3. notebooks/auditing/ ("The Detective")
   ---------------------------------------
   • When to use: After a model has been trained or deployed.
   • Goal: Understand failures and monitor health.
   • Why: Accuracy scores (e.g., "90%") hide the fact that the model fails 100% of the time on minority groups.

   - 01_error_analysis.ipynb
     • Task: Load the trained model and run it on specific edge cases.
     • Question: "Why did we predict 'Pass' for this student who failed?"

   - 02_drift_check.ipynb
     • Task: Compare statistical distributions of new incoming data vs. old training data.
     • Question: "Has the definition of 'low income' changed since we trained the model?"

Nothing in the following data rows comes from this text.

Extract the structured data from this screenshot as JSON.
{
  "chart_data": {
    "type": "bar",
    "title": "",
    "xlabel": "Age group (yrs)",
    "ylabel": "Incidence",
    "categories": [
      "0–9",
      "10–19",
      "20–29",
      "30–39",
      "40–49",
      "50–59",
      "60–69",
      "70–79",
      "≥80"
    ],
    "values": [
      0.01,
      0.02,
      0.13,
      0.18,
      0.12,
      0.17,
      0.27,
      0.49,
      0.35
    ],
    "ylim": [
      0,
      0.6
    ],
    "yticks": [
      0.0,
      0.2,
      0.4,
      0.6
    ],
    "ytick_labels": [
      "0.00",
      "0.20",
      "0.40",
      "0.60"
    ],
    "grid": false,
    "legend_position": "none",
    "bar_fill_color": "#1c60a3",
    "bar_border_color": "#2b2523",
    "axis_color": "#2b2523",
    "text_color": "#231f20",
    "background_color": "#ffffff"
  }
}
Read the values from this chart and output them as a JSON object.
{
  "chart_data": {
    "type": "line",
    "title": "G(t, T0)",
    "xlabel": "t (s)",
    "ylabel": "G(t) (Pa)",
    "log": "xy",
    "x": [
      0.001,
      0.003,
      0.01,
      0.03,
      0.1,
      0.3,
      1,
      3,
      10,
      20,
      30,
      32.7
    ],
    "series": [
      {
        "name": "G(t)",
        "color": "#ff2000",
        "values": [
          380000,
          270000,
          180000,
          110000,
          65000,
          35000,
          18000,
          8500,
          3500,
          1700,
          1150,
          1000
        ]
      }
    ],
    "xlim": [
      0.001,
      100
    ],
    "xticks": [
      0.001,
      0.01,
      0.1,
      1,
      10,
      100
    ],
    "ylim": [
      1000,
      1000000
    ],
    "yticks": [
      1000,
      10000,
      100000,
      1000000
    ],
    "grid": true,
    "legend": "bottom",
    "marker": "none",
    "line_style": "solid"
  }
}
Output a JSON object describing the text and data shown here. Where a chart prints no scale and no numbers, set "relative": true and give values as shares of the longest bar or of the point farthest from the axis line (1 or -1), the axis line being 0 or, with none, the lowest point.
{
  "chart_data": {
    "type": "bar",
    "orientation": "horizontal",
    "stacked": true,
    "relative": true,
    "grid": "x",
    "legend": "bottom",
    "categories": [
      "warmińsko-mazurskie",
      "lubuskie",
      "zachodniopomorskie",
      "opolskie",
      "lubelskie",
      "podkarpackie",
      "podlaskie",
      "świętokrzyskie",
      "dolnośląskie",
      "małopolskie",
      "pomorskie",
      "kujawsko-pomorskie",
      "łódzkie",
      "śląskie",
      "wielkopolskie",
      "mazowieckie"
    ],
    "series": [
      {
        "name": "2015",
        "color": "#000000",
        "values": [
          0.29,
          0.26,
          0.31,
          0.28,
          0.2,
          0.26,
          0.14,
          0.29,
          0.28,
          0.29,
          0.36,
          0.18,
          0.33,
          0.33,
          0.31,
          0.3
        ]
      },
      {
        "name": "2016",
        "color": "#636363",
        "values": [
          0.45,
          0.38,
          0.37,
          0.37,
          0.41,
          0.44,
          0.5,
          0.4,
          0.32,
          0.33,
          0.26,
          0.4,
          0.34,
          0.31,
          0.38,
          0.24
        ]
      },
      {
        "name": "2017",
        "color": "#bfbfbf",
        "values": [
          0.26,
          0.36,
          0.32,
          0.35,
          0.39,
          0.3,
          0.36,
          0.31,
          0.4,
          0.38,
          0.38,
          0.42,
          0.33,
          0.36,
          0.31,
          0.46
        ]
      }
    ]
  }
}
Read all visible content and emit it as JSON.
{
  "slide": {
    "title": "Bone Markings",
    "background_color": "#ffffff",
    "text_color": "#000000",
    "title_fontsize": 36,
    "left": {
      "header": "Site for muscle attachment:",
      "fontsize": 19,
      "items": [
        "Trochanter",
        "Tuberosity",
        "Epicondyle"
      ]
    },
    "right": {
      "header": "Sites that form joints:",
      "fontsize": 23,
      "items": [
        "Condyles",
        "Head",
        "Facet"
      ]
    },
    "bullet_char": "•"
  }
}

--------------------------------------------------------------------------------
PART 2: DATA (THE WAREHOUSE)
--------------------------------------------------------------------------------
Data is state. It flows from Top (Raw) to Bottom (Reporting) and gets cleaner at every step.

1. data/raw_ingestion/ (Bronze Layer)
   ----------------------------------
   • Content: The immutable original files (CSV, JSON, SQL Dumps).
   • Rule: READ-ONLY. Never edit these files manually (not even in Excel).
   • Why: If you corrupt the source, you lose the ability to prove your work is correct.

2. data/processed/ (The Assembly Line)
   -----------------------------------
   This folder contains the transformed data stages.

   - 01_primary/ (Silver Layer - "Business Truth")
     • Content: Cleaned, typed, and joined data. No machine learning math yet.
     • State: Readable by a human analyst (e.g., 'Gender' is "Male", not '0').
     • Why: You need a clean "Master Table" that can be used for BI dashboards AND machine learning.

   - 02_feature/ (Gold Layer - "Math Ready")
     • Content: Data transformed for math.
     • State: 'Gender' is '0', Prices are Log-Scaled, Text is TF-IDF vectors.
     • Why: Algorithms cannot read strings. This is the bridge between Human Reality and Machine Reality.

   - 03_model_input/ (The Vault - "Leakage Proof")
     • Content: The strict Train/Validation/Test splits (X_train.parquet, y_test.parquet).
     • State: Imputation happens AFTER this split.
     • Why: To guarantee that the Test Set never influences the Training Set (preventing Data Leakage).

3. data/models/ (The Artifacts)
   ----------------------------
   • Content: The outputs of the training process.
   
   - artifacts/
     • Content: Binary files (.pkl, .joblib, .onnx, .pt).
     • Why: This is the "Cake" you ship to production servers (via KitOps).
   
   - predictions/
     • Content: CSVs containing Model Scores and Probabilities.
     • Why: Needed for offline analysis in '03_auditing' notebooks.

4. data/reporting/ (The Presentation)
   ----------------------------------
   • Content: PNG plots, Confusion Matrices, HTML dashboards, SHAP value plots.
   • Why: Stakeholders (CEOs, PMs) do not read code or parquet files. They read charts.